Recovered paper Europe – The reductions in the consumption of printing and writing papers, in containerboards and some other key recovered paper end-use grades, cut into the supply potential of recovered paper. The demand fall precedes, however, the supply losses leading often to a temporary over-supply of recovered paper in the early phase of an economic downturn. This is, once again the situation in Europe. The relatively active imports of recovered paper by China and the other Asian markets have not fully compensated for the losses in the Western European market.
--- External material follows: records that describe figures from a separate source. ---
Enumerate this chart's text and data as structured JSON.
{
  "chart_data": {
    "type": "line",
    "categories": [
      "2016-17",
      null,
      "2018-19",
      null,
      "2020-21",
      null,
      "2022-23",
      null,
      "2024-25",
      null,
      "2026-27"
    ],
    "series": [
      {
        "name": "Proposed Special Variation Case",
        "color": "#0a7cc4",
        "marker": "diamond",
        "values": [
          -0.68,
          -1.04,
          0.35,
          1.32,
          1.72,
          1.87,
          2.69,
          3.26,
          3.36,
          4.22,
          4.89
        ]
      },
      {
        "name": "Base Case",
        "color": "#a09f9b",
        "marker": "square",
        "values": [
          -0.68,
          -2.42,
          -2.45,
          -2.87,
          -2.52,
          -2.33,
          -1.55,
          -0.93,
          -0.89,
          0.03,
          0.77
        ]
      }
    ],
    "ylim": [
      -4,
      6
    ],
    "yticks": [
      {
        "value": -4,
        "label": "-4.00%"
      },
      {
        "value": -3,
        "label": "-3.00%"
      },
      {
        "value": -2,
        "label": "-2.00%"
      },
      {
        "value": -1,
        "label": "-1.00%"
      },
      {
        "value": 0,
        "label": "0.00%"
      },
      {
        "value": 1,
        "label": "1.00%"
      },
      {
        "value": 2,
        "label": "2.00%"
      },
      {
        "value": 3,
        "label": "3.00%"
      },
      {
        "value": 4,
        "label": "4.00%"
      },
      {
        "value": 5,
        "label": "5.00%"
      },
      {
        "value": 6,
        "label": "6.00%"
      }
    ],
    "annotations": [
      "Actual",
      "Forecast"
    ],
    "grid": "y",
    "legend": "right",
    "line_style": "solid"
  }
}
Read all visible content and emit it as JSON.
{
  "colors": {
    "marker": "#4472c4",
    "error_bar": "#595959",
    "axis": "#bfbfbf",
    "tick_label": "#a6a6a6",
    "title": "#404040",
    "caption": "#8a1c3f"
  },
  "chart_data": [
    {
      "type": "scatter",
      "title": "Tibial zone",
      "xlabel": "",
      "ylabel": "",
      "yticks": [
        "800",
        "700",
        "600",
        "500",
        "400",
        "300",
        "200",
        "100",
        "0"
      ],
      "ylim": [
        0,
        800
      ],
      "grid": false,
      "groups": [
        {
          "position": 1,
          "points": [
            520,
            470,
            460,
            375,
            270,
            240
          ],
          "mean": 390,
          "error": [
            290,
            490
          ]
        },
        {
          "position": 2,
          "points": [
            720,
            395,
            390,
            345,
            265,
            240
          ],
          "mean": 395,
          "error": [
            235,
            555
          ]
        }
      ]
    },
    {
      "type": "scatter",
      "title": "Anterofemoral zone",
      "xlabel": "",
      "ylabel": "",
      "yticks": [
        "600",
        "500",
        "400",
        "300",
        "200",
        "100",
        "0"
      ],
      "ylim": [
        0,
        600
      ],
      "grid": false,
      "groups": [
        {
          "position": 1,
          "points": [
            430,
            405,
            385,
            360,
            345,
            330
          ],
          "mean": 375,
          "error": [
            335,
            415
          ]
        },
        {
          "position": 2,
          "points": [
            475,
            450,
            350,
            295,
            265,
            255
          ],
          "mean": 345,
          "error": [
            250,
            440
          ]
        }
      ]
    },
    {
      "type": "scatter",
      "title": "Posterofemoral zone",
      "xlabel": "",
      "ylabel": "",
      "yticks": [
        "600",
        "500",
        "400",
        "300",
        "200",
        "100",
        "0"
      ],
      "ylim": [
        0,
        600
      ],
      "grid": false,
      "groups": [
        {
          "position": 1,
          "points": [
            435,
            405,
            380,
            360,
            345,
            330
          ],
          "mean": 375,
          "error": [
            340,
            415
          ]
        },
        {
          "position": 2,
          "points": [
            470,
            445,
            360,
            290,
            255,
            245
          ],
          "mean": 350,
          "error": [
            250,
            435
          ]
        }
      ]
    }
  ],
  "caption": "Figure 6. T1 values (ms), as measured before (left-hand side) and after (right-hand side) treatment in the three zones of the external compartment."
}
This oversupply, coupled with the weaknesses in the end-product pricing have meant a long down-hill slide of the recovered paper prices. In the beginning of the year 2012, prices of recovered paper, which rose substantially during the early months of 2011, are now well below the early January 2011 levels, in OCC by 12% and in ONP/OMG by 15%.
The PIX OCC 1.04 dd benchmark lost just 1 cent, or 0.01%, and closed at 109.78 EUR/ton. The price gaps narrowed slightly in most cases. Against Testliner 2, the gap, however, widened by 1 cent to 331.07 EUR/ton. Against Testliner 3, the differential narrowed by 9 cents to 297.86 EUR/ton. Against RB Fluting, the gap shrank by 6 cents to 284.23 EUR/ton.
Our PIX ONP/OMG 1.11 dd index retreated by 2 cents, or by 0.02%, landing at 129.65 EUR/ton. As the PIX Newsprint benchmark inched up, the differential to PIX ONP/OMG 1.11 widened by 9 cents to 383.69 EUR/ton.